Art funding is a potent investment which helps the promotion of the works of arts. Art market needs investments just as any other market do. It usually lacks regulations, clear prices, and objective value of fine arts. To benefit from these aspects of the art market, art funds’ investors work side by side with experienced art professionals and charge fees from the conventional “buy and hold” mechanism. Opponents of art funding take it as an exceptional arbitrage opportunity while their opponents admit that the investment of art is a risky business which can drag unpredicted losses for the investors.
Most art funds work under the guidance of companies engaged in the professional investment management. Art market professionals and investment advisors perform a wide range of tasks besides just buying and selling pieces of arts. They identify potential investors and present the portfolio of the fund during exhibitions. Companies manage storing and insuring of the art as well as relations with their investors. Art fund managers usually have their own capital invested in the arts they operate with so that they have the same interests with other investors in the business. The fees charged by art funds depend on their performance. A performance fee makes up 20 percent of profits from the disposition of fund’s portfolio.
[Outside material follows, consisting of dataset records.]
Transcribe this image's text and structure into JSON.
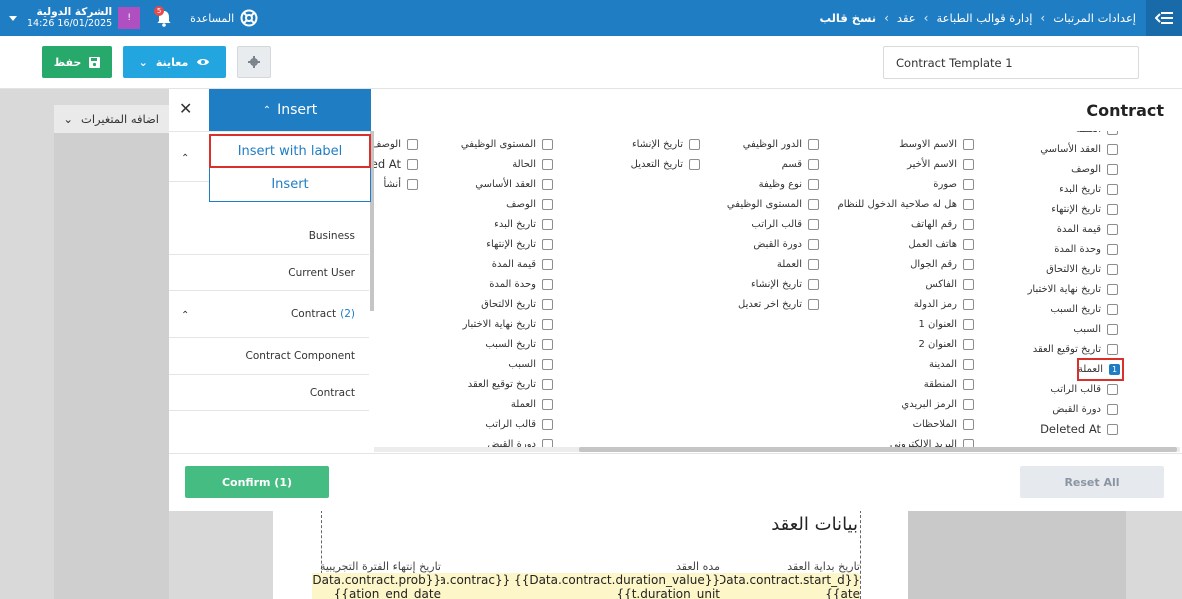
{
  "topbar": {
    "breadcrumbs": [
      "إعدادات المرتبات",
      "إدارة قوالب الطباعة",
      "عقد",
      "نسخ قالب"
    ],
    "help_label": "المساعدة",
    "notification_count": "5",
    "company_name": "الشركة الدولية",
    "datetime": "14:26 16/01/2025",
    "avatar_text": "!"
  },
  "toolbar": {
    "save_label": "حفظ",
    "preview_label": "معاينة",
    "template_name": "Contract Template 1"
  },
  "background": {
    "variables_label": "اضافه المتغيرات",
    "doc_heading": "بيانات العقد",
    "columns": [
      {
        "label": "تاريخ بداية العقد",
        "value": "Data.contract.start_d}}",
        "value2": "{{ate"
      },
      {
        "label": "مده العقد",
        "value": "Data.contrac}} {{Data.contract.duration_value}}",
        "value2": "{{t.duration_unit"
      },
      {
        "label": "تاريخ إنتهاء الفترة التجريبية",
        "value": "Data.contract.prob}}",
        "value2": "{{ation_end_date"
      }
    ]
  },
  "modal": {
    "title": "Contract",
    "insert_tab_label": "Insert",
    "dropdown": {
      "insert_with_label": "Insert with label",
      "insert": "Insert"
    },
    "left_list": {
      "business": "Business",
      "current_user": "Current User",
      "contract": "Contract",
      "contract_count": "(2)",
      "contract_component": "Contract Component",
      "contract_item": "Contract"
    },
    "col1": [
      "العملة",
      "العقد الأساسي",
      "الوصف",
      "تاريخ البدء",
      "تاريخ الإنتهاء",
      "قيمة المدة",
      "وحدة المدة",
      "تاريخ الالتحاق",
      "تاريخ نهاية الاختبار",
      "تاريخ السبب",
      "السبب",
      "تاريخ توقيع العقد",
      "العملة",
      "قالب الراتب",
      "دورة القبض",
      "Deleted At"
    ],
    "col2": [
      "الاسم الاوسط",
      "الاسم الأخير",
      "صورة",
      "هل له صلاحية الدخول للنظام",
      "رقم الهاتف",
      "هاتف العمل",
      "رقم الجوال",
      "الفاكس",
      "رمز الدولة",
      "العنوان 1",
      "العنوان 2",
      "المدينة",
      "المنطقة",
      "الرمز البريدي",
      "الملاحظات",
      "البريد الإلكتروني"
    ],
    "col3": [
      "الدور الوظيفي",
      "قسم",
      "نوع وظيفة",
      "المستوى الوظيفي",
      "قالب الراتب",
      "دورة القبض",
      "العملة",
      "تاريخ الإنشاء",
      "تاريخ اخر تعديل"
    ],
    "col4": [
      "تاريخ الإنشاء",
      "تاريخ التعديل"
    ],
    "col5": [
      "المستوى الوظيفي",
      "الحالة",
      "العقد الأساسي",
      "الوصف",
      "تاريخ البدء",
      "تاريخ الإنتهاء",
      "قيمة المدة",
      "وحدة المدة",
      "تاريخ الالتحاق",
      "تاريخ نهاية الاختبار",
      "تاريخ السبب",
      "السبب",
      "تاريخ توقيع العقد",
      "العملة",
      "قالب الراتب",
      "دورة القبض"
    ],
    "col6": [
      "الوصف",
      "ed At",
      "أنشأ"
    ],
    "checked_badge": "1",
    "confirm_label": "Confirm (1)",
    "reset_label": "Reset All"
  }
}
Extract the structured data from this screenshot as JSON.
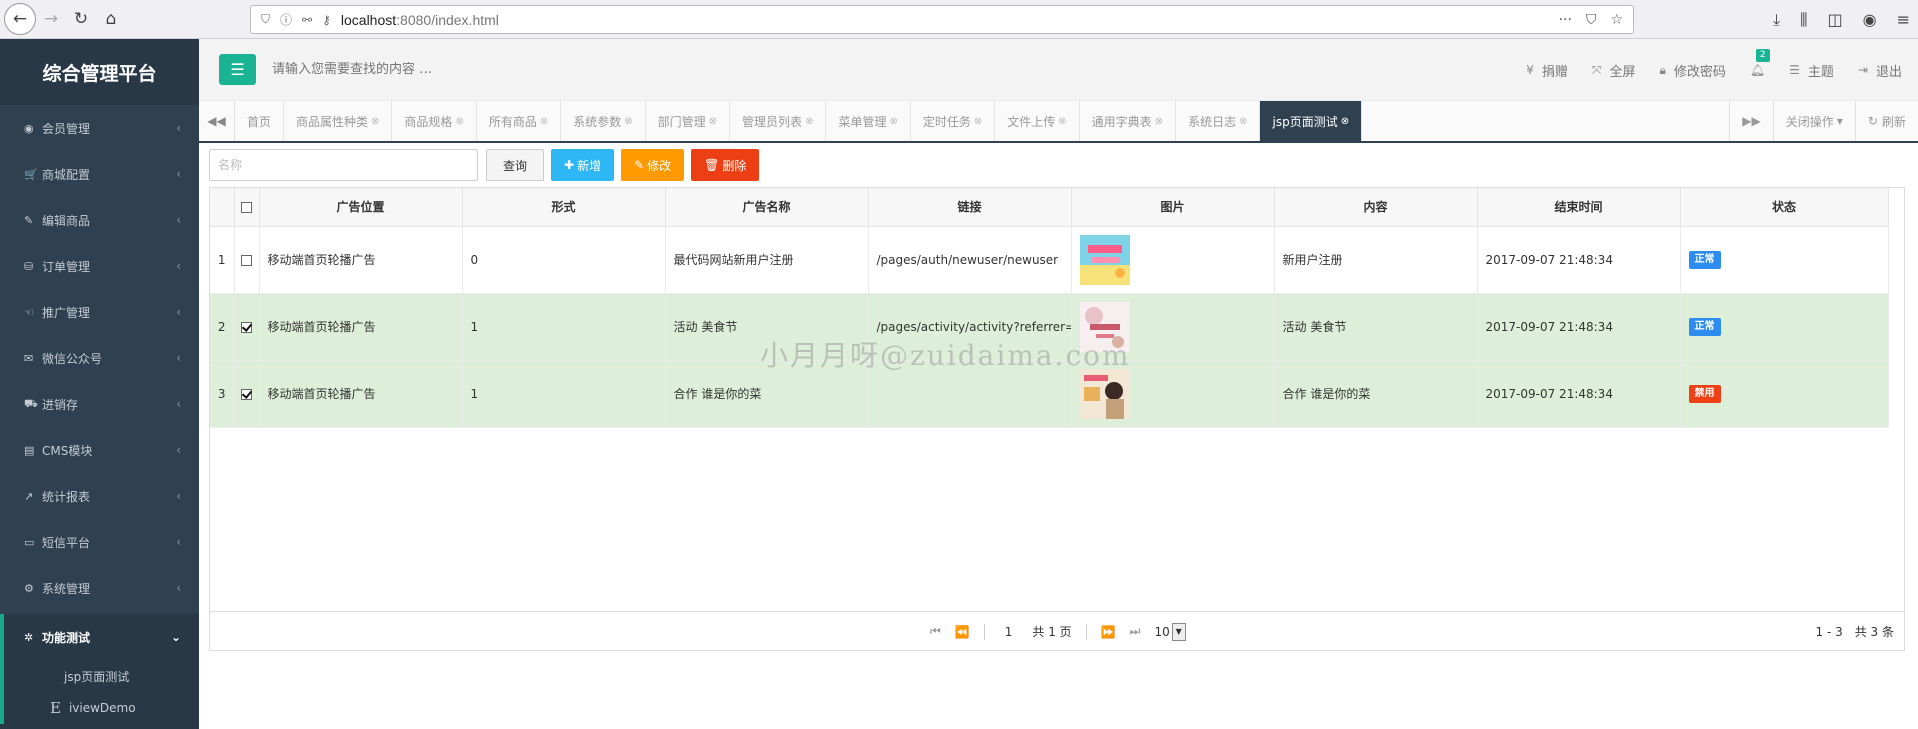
{
  "browser": {
    "url_host": "localhost",
    "url_rest": ":8080/index.html"
  },
  "sidebar": {
    "brand": "综合管理平台",
    "items": [
      {
        "icon": "user-circle-icon",
        "glyph": "◉",
        "label": "会员管理"
      },
      {
        "icon": "cart-icon",
        "glyph": "🛒",
        "label": "商城配置"
      },
      {
        "icon": "edit-icon",
        "glyph": "✎",
        "label": "编辑商品"
      },
      {
        "icon": "database-icon",
        "glyph": "⛁",
        "label": "订单管理"
      },
      {
        "icon": "hand-icon",
        "glyph": "☜",
        "label": "推广管理"
      },
      {
        "icon": "wechat-icon",
        "glyph": "✉",
        "label": "微信公众号"
      },
      {
        "icon": "truck-icon",
        "glyph": "⛟",
        "label": "进销存"
      },
      {
        "icon": "book-icon",
        "glyph": "▤",
        "label": "CMS模块"
      },
      {
        "icon": "chart-line-icon",
        "glyph": "↗",
        "label": "统计报表"
      },
      {
        "icon": "monitor-icon",
        "glyph": "▭",
        "label": "短信平台"
      },
      {
        "icon": "gear-icon",
        "glyph": "⚙",
        "label": "系统管理"
      }
    ],
    "active": {
      "icon": "bug-icon",
      "glyph": "✲",
      "label": "功能测试"
    },
    "sub": [
      {
        "label": "jsp页面测试"
      },
      {
        "icon_letter": "E",
        "label": "iviewDemo"
      }
    ]
  },
  "topbar": {
    "search_placeholder": "请输入您需要查找的内容 …",
    "actions": {
      "donate": "捐赠",
      "fullscreen": "全屏",
      "change_password": "修改密码",
      "notify_count": "2",
      "theme": "主题",
      "logout": "退出"
    }
  },
  "tabs": {
    "items": [
      "首页",
      "商品属性种类",
      "商品规格",
      "所有商品",
      "系统参数",
      "部门管理",
      "管理员列表",
      "菜单管理",
      "定时任务",
      "文件上传",
      "通用字典表",
      "系统日志",
      "jsp页面测试"
    ],
    "close_ops": "关闭操作",
    "refresh": "刷新"
  },
  "toolbar": {
    "name_placeholder": "名称",
    "query": "查询",
    "add": "新增",
    "edit": "修改",
    "delete": "删除"
  },
  "table": {
    "headers": [
      "广告位置",
      "形式",
      "广告名称",
      "链接",
      "图片",
      "内容",
      "结束时间",
      "状态"
    ],
    "rows": [
      {
        "no": "1",
        "checked": false,
        "position": "移动端首页轮播广告",
        "form": "0",
        "name": "最代码网站新用户注册",
        "link": "/pages/auth/newuser/newuser",
        "image": "promo-banner-image",
        "content": "新用户注册",
        "end_time": "2017-09-07 21:48:34",
        "status": "正常",
        "status_color": "#2d8cf0"
      },
      {
        "no": "2",
        "checked": true,
        "position": "移动端首页轮播广告",
        "form": "1",
        "name": "活动 美食节",
        "link": "/pages/activity/activity?referrer=",
        "image": "food-festival-image",
        "content": "活动 美食节",
        "end_time": "2017-09-07 21:48:34",
        "status": "正常",
        "status_color": "#2d8cf0"
      },
      {
        "no": "3",
        "checked": true,
        "position": "移动端首页轮播广告",
        "form": "1",
        "name": "合作 谁是你的菜",
        "link": "",
        "image": "cooperation-image",
        "content": "合作 谁是你的菜",
        "end_time": "2017-09-07 21:48:34",
        "status": "禁用",
        "status_color": "#ed4014"
      }
    ]
  },
  "pager": {
    "page": "1",
    "total_pages": "共 1 页",
    "page_size": "10",
    "range": "1 - 3",
    "total": "共 3 条"
  },
  "watermark": "小月月呀@zuidaima.com"
}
Recently, the number of art funds has visibly increased. The investors recognize that the art market is growing and benefits from price appreciation, unlike the investments in stocks and bonds, rapidly increase. Art funds’ returns do not correlate with the traditional stock or bond investments which helps to diversify risks of investment. The lack of regulation of the art market provides exceptional opportunities for the investors to benefit from the business.